La reconstruction de l'Allemagne

Le récit est un mélodrame adapté du roman éponyme de Gerhard Zwerenz. Fassbinder, qui vient de redécouvrir les mélodrames hollywoodiens du cinéaste danois Douglas Sirk, va s'en inspirer en accentuant l'aspect paroxystique de son récit et le cynisme de son héroïne.
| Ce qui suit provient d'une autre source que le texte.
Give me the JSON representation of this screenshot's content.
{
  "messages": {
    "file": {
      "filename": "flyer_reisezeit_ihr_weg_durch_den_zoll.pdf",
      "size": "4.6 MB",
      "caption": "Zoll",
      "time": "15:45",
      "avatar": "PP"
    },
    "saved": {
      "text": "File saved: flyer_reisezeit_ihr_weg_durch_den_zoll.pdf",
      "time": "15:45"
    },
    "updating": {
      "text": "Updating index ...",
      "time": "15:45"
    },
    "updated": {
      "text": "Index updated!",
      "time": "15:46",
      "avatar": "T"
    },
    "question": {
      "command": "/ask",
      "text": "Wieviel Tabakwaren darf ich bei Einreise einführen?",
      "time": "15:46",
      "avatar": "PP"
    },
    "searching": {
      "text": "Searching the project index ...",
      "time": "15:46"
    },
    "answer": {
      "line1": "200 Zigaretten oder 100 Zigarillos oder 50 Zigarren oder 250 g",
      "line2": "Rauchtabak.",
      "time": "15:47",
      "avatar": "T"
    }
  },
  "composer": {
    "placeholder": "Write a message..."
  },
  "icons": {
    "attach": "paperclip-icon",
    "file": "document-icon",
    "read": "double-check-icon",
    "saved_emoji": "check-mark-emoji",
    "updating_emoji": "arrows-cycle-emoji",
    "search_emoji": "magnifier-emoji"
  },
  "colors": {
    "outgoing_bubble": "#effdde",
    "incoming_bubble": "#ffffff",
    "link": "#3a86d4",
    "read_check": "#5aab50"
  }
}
Il offre en deux heures une fresque historique spectaculaire de l'Allemagne sous les bombes, de Berlin en ruines avec ses survivants qui trébuchent dans les décombres, de l'attitude des soldats americains envahisseurs, puis des étapes successives de la reconstruction urbaine et économique du pays.
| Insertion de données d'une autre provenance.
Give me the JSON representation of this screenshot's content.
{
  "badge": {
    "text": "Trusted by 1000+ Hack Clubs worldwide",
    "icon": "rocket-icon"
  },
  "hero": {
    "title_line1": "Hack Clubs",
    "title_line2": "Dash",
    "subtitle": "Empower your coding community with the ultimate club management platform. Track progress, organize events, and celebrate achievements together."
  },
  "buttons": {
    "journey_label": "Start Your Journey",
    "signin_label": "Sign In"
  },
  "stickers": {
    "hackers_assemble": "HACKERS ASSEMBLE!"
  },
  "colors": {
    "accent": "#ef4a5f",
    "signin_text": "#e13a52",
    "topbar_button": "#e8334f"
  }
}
Oswald est l'homme d'affaires européen type, celui qui s'associe aux capitaux américains pour développer son entreprise et créer les conditions du miracle économique allemand. Maria est une maîtresse femme, amoureuse d'un fantasme, le soldat Hermann, épousé en 1943, véritable fantôme de la Wehrmarcht. Le premier plan du film représente un portrait d'Hitler détruit par une explosion ; le film se termine par les portraits des dirigeants de la République fédérale, dont Adenauer, symboles du miracle économique. Le cri du commentateur du match qui hurle sa joie au moment de la victoire de l'équipe nationale met en évidence le moment historique où l'Allemagne humiliée retrouve dérisoirement sa dignité. Mais le film témoigne surtout de l'amnésie de la génération d'après guerre car les références au nazisme sont quasi inexistantes et Maria accepte, sans le moindre réflexe raciste, de faire l'amour avec un soldat américain noir dont Fassbinder souligne la nudité physique. Les scènes d'amour entre Maria et ses amants, Bill puis Oswald, sont filmées avec une grande sensualité et une indéniable provocation, selon les critères physiques et moraux qui dominent le cinéma en 1979. Cette présence des corps et la figuration du désir féminin s'opposent au caractère très idéalisé de la relation amoureuse qui lie Maria à son mari peu loquace.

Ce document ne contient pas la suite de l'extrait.